Michael Williams and Dr. Ivona Grzegorczyk
Abstract
The inscribed angle theorem tells us that an angle inscribed in a circle has one half the measure of the central angle of the circle that subtends the same arc. Another way to think of this is that all the points which view a segment at a constant angle will lie on the arc of a circle or its reflection. This statement has been generalized to account for two segments and results in a curve known as the Apollonian cubic. This research further generalizes the Apollonian cubic to a curve with arbitrary angle. The main question is, what are the points that view two segments with oriented angles having constant sum? Using techniques from complex analysis and ideas from inversive geometry we find, in general, that the points lie on the circle inversion of a Cassini Oval. Cassini Ovals are important curves in mathematics with applications in astronomy, nuclear physics, acoustics, and other sciences.
Congratulations Michael!
Nice visuals! Can you give some additional applications? The question itself is very interesting, thanks for sharing your solution.
Dr Flores,
Thanks for your comment. As for your question, I know of some applications, but they are a bit more general. There is a question that asks whether or not a shape can be determined from its isoptic. The answer is generally no (there is an ellipse and a circle which have the same (pi/2)-isoptic). But, to my knowledge, this is unknown for two objects. So in a sense this work can be applied to some inverse / reconstruction problems based on viewing angles.
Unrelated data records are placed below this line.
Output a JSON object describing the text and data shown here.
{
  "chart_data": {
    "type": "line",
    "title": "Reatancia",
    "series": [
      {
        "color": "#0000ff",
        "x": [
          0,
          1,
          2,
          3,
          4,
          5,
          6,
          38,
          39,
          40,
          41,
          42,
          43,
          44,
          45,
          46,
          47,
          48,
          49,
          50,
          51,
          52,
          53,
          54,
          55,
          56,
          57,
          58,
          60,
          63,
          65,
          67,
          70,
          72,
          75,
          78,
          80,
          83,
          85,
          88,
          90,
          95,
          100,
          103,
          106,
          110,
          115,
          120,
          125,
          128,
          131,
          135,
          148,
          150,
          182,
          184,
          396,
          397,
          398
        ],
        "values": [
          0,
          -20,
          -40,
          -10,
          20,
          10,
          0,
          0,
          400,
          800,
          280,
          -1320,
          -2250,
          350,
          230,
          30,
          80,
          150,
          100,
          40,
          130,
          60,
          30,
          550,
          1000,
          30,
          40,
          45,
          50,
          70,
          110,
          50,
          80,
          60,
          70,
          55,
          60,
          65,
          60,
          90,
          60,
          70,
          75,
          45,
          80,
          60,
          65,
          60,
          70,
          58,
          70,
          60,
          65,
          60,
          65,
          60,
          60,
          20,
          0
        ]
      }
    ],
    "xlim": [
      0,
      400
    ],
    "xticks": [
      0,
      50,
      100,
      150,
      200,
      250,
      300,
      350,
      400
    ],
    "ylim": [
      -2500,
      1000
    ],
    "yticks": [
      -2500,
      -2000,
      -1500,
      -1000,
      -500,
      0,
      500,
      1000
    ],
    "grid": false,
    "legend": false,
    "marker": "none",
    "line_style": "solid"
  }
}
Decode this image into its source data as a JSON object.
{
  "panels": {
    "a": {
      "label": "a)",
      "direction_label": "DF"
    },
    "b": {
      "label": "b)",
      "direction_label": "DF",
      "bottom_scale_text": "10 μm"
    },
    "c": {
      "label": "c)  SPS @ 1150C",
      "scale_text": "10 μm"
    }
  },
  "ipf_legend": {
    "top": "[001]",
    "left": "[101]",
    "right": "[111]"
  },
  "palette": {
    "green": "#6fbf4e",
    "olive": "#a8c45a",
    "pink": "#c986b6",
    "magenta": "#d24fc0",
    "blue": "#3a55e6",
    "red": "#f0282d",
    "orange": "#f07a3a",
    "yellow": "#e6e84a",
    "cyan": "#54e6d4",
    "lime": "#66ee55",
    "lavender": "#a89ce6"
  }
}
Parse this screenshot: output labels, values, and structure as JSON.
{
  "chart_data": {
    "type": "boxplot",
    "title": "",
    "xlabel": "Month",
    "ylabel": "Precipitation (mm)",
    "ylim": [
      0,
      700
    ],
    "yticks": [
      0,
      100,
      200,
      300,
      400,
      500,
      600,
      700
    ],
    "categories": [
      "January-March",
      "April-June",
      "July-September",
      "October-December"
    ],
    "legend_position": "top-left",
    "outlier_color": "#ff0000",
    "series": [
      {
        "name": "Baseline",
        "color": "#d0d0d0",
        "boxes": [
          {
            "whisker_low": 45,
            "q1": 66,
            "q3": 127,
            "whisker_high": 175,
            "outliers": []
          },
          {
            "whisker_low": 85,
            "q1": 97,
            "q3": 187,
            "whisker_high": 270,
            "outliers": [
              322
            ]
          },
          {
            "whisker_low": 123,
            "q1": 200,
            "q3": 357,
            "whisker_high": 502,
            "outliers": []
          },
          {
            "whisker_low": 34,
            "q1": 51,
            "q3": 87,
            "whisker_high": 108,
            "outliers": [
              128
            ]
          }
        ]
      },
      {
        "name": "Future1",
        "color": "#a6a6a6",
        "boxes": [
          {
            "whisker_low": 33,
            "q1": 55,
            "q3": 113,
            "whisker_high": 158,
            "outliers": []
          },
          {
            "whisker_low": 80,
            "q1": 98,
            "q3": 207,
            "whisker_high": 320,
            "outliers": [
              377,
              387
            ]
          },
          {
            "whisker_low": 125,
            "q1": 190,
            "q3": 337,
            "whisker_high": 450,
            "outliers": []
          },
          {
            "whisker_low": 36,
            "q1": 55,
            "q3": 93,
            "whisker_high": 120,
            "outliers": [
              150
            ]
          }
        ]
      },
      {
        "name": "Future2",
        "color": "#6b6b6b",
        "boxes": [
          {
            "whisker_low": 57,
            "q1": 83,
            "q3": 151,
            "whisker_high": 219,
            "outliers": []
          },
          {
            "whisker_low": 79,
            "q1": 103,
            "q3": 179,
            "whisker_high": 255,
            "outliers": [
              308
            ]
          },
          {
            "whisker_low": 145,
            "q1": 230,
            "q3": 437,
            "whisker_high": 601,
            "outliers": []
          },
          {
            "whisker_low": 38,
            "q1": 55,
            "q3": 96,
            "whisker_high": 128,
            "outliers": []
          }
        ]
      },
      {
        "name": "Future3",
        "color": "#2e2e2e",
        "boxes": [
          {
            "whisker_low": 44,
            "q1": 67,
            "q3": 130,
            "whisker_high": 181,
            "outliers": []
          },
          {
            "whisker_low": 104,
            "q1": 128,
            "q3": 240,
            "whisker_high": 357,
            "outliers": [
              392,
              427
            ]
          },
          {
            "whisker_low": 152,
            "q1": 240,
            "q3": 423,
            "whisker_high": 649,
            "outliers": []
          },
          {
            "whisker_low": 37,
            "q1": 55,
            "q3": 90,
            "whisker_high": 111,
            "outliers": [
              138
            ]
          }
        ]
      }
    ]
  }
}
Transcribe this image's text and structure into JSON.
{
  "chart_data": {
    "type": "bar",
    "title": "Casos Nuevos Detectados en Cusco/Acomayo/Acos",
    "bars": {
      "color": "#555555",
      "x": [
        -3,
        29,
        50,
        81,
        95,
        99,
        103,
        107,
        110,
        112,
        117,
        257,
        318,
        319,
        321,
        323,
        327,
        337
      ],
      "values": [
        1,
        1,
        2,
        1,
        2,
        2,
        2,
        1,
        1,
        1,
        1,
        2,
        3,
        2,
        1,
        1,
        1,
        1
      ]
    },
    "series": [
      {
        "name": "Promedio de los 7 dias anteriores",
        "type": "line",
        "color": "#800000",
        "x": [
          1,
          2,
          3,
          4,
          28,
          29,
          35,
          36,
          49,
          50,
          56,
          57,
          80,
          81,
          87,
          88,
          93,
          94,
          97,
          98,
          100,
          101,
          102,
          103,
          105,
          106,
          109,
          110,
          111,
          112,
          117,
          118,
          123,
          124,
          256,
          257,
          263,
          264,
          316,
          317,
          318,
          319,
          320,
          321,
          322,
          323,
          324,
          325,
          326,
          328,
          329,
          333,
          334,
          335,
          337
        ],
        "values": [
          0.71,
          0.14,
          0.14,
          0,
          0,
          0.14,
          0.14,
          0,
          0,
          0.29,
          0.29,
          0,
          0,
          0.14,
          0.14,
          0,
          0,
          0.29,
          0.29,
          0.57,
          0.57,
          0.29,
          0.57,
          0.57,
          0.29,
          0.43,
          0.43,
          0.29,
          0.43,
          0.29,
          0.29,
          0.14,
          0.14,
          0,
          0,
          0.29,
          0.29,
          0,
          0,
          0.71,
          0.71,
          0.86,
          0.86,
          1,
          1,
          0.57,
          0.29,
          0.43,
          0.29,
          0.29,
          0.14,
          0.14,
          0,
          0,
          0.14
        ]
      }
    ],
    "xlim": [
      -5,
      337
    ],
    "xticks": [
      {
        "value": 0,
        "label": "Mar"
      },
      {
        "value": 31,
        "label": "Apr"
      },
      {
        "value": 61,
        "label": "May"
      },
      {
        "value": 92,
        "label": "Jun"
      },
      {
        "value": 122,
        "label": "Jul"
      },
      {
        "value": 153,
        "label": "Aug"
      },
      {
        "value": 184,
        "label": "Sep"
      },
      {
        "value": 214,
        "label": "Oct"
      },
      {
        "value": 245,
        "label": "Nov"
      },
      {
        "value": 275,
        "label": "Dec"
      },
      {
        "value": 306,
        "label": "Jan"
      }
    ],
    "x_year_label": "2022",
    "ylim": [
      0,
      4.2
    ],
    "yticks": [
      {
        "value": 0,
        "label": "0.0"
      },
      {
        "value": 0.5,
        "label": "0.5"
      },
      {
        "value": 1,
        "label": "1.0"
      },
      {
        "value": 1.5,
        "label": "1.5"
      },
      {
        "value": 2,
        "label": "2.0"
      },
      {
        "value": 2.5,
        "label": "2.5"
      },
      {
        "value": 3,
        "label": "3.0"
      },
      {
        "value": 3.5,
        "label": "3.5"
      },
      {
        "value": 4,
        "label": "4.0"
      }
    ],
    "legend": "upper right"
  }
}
Other than that, I imagine there might be some application in object detection. For instance if you have an object flying above two sensors, you could calculate the angles subtended by the sensors at the object to learn what cassini oval it is on and therefore its position. In a way, we can create a coordinate system based on the two sensors.
Hope this answers your question. I’d gladly talk to you more about it if you want.
Excellent results and good presentation!